6. Curate relevant links
For many SEO aspects, backlinks to pages are important. This includes crawling. External links can be difficult to obtain for certain types of pages. Deep pages, such as product pages, categories at lower levels of the site architecture, or articles, can be difficult to find external links.
However, the following internal links are relevant:
- Technically, it is possible.
- Googlebot will use powerful signals to prioritize pages for crawling.
- This is especially important for deep page crawling.
Crawl efficacy is greatly improved by using breadcrumbs, related content blocks and quick filters, as well as well-curated tags. These internal links are SEO-critical content. Instead of relying on JavaScript, use a standard, crawlable link.
These internal links should add real value to the user.
How to find relevant links
You can run a manual crawl of your entire site using a tool such as ScreamingFrog’s SEO spider. The goal is to find:
- Orphan URLs
- Robots.txt has blocked internal links
- Links to any non-200 code.
- The percentage of non-indexable URLs that are internally linked.
7. Examine any remaining crawling issues
If you are not satisfied with the above optimizations and your crawl efficiency is still suboptimal, it is time to conduct a deep dive inspection.
To identify crawl issues, you should first review the remaining Google Search Console exclusions.

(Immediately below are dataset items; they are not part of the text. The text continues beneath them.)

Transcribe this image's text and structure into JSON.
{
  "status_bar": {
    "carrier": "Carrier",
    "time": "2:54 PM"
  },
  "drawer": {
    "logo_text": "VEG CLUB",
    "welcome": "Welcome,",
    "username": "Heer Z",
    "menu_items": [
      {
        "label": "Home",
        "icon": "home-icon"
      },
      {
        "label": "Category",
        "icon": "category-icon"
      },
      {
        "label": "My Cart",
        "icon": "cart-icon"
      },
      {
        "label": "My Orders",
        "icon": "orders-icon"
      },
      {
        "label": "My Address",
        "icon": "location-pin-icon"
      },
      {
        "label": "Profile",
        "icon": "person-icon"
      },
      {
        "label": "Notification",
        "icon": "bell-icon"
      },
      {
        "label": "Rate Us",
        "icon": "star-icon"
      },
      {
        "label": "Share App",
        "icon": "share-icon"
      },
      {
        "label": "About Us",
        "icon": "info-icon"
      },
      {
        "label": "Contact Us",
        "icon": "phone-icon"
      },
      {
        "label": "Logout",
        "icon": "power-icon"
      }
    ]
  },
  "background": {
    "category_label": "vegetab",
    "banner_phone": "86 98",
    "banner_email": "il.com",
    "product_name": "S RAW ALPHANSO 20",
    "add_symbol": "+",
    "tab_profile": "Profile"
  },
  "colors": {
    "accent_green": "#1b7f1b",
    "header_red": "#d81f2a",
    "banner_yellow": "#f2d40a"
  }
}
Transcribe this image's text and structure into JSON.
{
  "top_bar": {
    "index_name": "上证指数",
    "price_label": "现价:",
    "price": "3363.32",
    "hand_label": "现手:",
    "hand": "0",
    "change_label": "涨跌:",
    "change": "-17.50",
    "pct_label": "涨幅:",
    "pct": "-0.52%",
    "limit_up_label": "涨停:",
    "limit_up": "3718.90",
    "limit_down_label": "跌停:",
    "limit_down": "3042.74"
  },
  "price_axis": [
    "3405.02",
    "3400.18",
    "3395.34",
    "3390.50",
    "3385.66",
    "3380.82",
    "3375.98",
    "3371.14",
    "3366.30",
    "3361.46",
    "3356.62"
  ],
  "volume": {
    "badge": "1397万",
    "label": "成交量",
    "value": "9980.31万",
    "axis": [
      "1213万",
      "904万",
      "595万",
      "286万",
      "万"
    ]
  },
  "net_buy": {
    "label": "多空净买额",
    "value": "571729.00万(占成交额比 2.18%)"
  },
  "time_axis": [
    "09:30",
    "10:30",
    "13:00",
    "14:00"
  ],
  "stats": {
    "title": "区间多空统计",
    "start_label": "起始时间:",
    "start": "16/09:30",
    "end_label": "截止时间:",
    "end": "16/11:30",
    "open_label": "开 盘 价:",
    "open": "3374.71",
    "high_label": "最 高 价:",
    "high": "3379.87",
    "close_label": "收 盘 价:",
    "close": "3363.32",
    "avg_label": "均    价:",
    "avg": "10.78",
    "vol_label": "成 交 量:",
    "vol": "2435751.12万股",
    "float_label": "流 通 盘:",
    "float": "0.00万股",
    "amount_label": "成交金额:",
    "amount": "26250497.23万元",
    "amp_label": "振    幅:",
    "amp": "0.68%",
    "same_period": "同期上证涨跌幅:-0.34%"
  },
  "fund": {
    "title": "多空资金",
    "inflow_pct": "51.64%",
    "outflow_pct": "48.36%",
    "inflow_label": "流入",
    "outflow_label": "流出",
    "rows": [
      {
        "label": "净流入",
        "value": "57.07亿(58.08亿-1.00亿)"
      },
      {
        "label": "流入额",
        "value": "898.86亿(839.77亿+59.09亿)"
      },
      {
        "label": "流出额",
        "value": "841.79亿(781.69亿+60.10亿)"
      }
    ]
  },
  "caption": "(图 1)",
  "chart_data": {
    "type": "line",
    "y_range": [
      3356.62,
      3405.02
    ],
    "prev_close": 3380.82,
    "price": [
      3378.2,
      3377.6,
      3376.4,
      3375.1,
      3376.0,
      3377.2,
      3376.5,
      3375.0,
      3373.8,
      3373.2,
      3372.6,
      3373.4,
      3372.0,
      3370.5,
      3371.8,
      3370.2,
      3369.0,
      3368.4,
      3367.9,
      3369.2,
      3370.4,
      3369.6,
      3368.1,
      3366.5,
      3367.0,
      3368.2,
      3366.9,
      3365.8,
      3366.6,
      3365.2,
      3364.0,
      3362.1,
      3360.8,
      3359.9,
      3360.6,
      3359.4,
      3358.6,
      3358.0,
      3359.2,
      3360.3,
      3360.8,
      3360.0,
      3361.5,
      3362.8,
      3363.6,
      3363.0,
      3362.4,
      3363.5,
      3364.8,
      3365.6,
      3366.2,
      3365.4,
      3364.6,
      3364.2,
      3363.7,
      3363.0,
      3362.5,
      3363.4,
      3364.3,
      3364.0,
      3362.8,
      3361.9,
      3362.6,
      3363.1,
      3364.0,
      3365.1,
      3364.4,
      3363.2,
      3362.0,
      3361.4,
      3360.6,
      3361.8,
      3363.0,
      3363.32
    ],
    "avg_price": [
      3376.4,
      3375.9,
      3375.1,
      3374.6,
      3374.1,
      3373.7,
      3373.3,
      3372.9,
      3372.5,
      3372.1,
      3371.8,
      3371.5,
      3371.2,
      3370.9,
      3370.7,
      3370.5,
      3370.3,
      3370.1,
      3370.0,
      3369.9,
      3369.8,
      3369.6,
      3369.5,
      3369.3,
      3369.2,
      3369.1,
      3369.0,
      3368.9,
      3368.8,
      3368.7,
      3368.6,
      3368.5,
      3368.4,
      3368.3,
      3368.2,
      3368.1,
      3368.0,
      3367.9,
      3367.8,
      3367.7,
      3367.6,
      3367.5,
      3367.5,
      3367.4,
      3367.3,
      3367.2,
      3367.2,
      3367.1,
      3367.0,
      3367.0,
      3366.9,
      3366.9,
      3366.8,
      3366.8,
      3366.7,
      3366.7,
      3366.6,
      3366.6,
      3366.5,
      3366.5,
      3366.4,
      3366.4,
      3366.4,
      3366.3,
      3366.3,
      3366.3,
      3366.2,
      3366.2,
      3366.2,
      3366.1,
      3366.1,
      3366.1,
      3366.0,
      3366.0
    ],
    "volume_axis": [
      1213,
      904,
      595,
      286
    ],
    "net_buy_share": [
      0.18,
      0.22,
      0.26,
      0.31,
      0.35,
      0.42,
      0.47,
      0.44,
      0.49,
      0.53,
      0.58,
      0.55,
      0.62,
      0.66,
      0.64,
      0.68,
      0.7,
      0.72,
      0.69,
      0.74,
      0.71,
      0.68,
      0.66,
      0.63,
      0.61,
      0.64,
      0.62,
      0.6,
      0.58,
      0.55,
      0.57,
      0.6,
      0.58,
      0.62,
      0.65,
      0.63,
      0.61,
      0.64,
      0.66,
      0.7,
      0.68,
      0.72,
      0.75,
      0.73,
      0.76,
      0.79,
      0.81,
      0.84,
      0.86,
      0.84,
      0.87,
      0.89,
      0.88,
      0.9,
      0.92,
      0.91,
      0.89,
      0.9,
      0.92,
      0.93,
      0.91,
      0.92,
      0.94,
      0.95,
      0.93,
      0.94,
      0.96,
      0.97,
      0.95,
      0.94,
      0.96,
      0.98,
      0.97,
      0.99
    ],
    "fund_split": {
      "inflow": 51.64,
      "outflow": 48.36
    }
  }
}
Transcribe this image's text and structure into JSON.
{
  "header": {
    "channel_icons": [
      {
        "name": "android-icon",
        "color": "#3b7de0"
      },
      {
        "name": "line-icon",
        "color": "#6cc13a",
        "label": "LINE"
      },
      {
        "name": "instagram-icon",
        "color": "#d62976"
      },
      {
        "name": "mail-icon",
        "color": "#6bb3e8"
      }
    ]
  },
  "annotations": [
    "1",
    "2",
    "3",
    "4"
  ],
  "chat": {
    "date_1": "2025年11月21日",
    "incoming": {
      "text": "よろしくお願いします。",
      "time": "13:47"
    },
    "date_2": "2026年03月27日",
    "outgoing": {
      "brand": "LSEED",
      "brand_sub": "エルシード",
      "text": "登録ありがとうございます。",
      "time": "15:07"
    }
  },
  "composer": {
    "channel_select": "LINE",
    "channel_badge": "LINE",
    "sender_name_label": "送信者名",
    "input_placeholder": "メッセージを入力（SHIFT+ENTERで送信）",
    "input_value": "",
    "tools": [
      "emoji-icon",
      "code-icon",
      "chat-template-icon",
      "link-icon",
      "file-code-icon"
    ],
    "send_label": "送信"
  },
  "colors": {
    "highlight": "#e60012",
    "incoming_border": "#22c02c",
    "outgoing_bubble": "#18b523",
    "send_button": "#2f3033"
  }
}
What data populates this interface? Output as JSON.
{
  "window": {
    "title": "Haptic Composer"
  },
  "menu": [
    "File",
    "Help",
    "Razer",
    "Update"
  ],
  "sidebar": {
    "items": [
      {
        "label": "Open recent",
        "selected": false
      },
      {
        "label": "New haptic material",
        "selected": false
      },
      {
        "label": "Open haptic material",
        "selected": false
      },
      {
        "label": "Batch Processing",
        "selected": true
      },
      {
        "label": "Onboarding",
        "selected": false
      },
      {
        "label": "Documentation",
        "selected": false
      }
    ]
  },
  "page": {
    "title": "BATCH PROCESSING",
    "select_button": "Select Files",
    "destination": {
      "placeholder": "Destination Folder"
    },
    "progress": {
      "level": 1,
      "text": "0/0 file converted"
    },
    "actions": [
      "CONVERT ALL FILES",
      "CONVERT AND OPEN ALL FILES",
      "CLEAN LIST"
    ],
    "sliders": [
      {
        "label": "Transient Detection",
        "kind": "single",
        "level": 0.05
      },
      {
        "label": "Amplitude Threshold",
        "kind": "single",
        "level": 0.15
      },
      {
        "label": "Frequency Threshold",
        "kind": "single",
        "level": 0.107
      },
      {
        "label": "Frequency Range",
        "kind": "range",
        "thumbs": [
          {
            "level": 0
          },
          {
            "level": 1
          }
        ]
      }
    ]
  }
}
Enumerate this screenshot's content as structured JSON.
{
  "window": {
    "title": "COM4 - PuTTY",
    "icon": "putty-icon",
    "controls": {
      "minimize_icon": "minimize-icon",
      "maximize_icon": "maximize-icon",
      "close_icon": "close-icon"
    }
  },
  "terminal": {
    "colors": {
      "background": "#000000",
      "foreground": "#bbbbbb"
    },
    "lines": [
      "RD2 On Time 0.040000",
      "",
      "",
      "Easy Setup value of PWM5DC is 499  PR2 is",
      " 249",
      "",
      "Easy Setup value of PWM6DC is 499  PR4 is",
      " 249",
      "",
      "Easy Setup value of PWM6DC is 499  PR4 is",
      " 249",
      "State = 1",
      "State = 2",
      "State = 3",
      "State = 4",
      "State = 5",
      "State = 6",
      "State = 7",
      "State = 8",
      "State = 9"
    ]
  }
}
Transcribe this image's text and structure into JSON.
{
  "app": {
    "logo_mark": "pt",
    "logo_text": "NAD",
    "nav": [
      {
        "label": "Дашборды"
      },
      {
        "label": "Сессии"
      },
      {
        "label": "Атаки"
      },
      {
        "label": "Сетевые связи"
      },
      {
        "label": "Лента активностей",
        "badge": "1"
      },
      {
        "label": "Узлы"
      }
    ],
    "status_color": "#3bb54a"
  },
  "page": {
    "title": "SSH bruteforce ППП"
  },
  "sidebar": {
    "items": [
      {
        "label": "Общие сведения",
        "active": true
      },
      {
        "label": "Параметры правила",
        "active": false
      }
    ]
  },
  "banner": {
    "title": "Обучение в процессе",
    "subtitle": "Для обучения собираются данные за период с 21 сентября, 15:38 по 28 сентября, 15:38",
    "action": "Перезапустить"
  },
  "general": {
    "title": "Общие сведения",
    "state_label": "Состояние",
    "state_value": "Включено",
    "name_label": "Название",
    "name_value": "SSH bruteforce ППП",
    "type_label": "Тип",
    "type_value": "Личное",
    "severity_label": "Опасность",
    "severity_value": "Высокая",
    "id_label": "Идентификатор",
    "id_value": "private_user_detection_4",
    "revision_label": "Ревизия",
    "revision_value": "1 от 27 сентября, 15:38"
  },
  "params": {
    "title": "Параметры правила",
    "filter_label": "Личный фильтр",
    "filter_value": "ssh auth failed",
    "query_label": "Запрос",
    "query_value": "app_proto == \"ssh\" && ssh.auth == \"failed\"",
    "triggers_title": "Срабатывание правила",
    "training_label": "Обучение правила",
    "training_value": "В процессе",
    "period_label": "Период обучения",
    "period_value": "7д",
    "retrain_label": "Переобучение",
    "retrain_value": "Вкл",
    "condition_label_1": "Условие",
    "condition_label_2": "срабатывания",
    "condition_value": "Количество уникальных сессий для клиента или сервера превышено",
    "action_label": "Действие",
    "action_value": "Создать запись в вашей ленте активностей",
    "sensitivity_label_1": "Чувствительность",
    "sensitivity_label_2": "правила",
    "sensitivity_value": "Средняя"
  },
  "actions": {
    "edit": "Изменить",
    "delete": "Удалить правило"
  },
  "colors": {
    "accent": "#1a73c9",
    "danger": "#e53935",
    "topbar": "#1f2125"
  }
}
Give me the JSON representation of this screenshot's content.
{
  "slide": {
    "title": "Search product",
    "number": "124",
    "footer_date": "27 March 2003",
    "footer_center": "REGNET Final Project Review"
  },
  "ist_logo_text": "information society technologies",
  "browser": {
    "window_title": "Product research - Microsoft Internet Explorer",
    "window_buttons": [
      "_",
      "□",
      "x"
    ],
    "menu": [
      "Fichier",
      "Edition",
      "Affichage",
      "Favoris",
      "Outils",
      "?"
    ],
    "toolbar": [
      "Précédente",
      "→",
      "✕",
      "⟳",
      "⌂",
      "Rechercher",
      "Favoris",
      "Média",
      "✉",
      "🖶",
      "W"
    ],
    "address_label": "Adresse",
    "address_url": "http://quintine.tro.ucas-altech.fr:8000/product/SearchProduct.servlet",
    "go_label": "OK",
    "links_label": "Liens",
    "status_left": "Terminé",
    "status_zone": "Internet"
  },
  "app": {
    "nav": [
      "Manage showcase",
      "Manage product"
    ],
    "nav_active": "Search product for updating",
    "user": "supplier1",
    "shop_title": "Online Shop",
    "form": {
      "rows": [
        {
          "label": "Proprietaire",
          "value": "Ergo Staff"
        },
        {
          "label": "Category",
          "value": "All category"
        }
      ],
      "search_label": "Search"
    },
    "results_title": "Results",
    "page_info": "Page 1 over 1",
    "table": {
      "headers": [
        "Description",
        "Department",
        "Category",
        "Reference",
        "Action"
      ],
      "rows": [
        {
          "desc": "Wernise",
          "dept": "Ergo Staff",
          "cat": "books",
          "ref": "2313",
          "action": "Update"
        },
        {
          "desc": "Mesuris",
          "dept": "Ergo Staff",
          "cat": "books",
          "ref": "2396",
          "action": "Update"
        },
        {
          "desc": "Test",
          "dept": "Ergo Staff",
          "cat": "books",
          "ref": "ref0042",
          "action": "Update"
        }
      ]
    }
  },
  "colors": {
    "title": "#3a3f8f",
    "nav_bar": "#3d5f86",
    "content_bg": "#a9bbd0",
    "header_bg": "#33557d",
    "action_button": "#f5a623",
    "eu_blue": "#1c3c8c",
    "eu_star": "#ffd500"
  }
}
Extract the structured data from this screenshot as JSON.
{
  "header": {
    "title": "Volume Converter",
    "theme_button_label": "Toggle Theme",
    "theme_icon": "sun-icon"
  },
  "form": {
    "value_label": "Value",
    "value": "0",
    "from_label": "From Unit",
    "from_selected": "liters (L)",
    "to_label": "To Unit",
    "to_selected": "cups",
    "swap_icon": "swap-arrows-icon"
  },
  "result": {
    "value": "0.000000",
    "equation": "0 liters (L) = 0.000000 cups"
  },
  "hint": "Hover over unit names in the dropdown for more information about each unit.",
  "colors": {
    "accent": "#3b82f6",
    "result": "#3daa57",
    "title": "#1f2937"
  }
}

After those issues are resolved, you can use a manual crawling tool like Googlebot to crawl all pages within the site structure. Cross-reference this with the log files down to Googlebot IPs in order to determine which pages are being crawled.
Finally, launch into log file analysis was narrowed down by Googlebot IP for at minimum four weeks of data, ideally greater.
Log analyzer tools can help you understand the format of log files if you don’t know what it is. This is the best way to learn how Google crawls your site.
Once you have completed your audit and have a list with crawl issues identified, rank each issue according to its expected effort and impact on performance.
Note Other SEO experts have stated that clicking from the SERPs increases crawling of the landing pages URL. This is something I have yet to test.
Prioritize crawl efficiency over crawl budget
Crawling is not about getting the most crawling or having every page of a site crawled multiple times. It is to attract a crawl of SEO-relevant material as close to when a page was created or updated.
Overall, budgets don’t matter. It’s how you invest that matters.
Search Engine Land’s first article, Crawl efficacy: How can you improve crawl optimization appeared on Search Engine Land.